55

725 35 2
                                    

Otworzyłam drzwi do domu chłopaków i westchnęłam.

-Nie myśl o niej.

Tatum dotknęła mojego ramienia.

-Chciałabym, aby to nie takie proste. Znam ją od 13 lat. Wiedziała o mnie wszystko i tak nagle to się skończyło.

Spojrzałam na nią, po czym obie skierowałyśmy się do kuchni. Miałam ochotę na zieloną herbatę.

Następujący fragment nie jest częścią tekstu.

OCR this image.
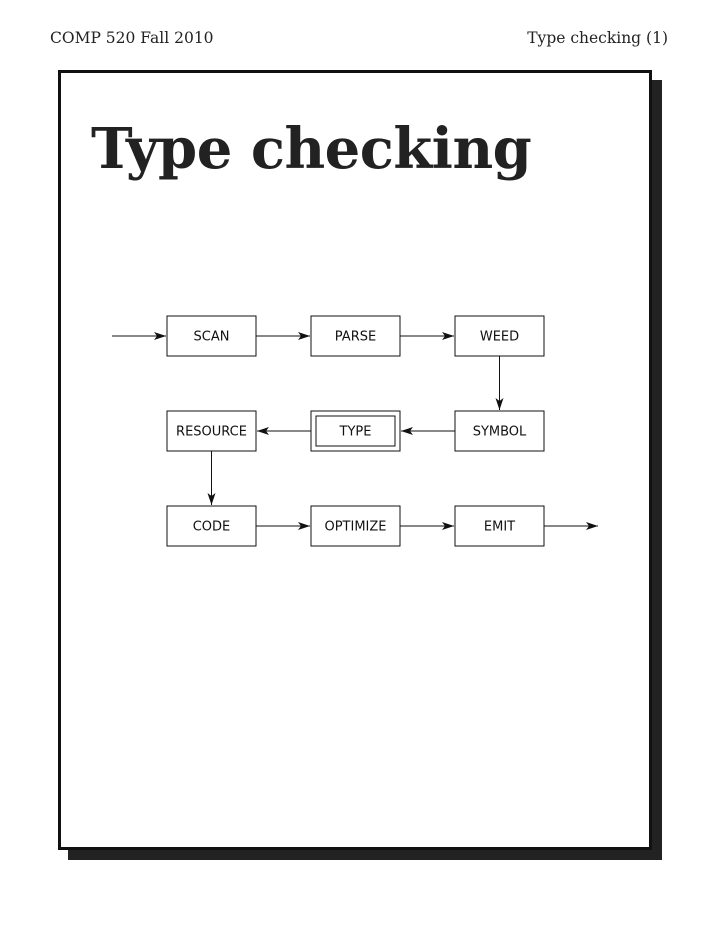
COMP 520 Fall 2010	Type checking (1)
Type checking
SCAN	PARSE	WEED
SYMBOL
TYPE
RESOURCE
CODE	OPTIMIZE	EMIT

W pomieszczeniu siedzieli Jack i Daniel ze swoimi drugimi połówkami oraz Jonah i smutny Zach. Mimo że miałam swoje zmartwienia to chciałam wiedzieć do z najmłodszym.

-Co się stało?

-Zerwałem z Lily, okłamała mnie.

-Przykro mi

Powiedziałam podchodząc do chłopaka. Przytuliłam go, a on oddał uścisk. W kuchni zapanowała cisza.

-Co z Mią?

Zapytał Jonah a ja pokręciłam głową. Odsunęłam się od Zacha i podeszłam do szafki po czym wyjęłam z niej kubek. Tatum usiadła obok bruneta przetarła twarz dłonią.

-Halo?

Jonah zaczął się niecierpliwić.

-Mia wcale nie jest chora.

Odezwałam się.

-To co z nią?

Do rozmowy włączył się Daniel.

-Okazało się że tak naprawdę to nie była dobrą przyjaciółką, ani dziewczyną.

Odparła Tatum.

-Nie rozumiem.

Chłopak zmarszczył brwi, a ja nalałam gorącej wody do kubka.

-Mia zdradziła Alana.

-Co?!

Każdy był w szoku po moich słowach. Nie dziwiłam się, ja też byłam.

-Nie wierzę.

Jonah pokręcił głową.

-Taka prawda.

-Też bym nie uwierzyła gdybym nie zobaczyła.

Mruknęłam.

-Tatum, wyjaśnisz im resztę? Pójdę do dzieci.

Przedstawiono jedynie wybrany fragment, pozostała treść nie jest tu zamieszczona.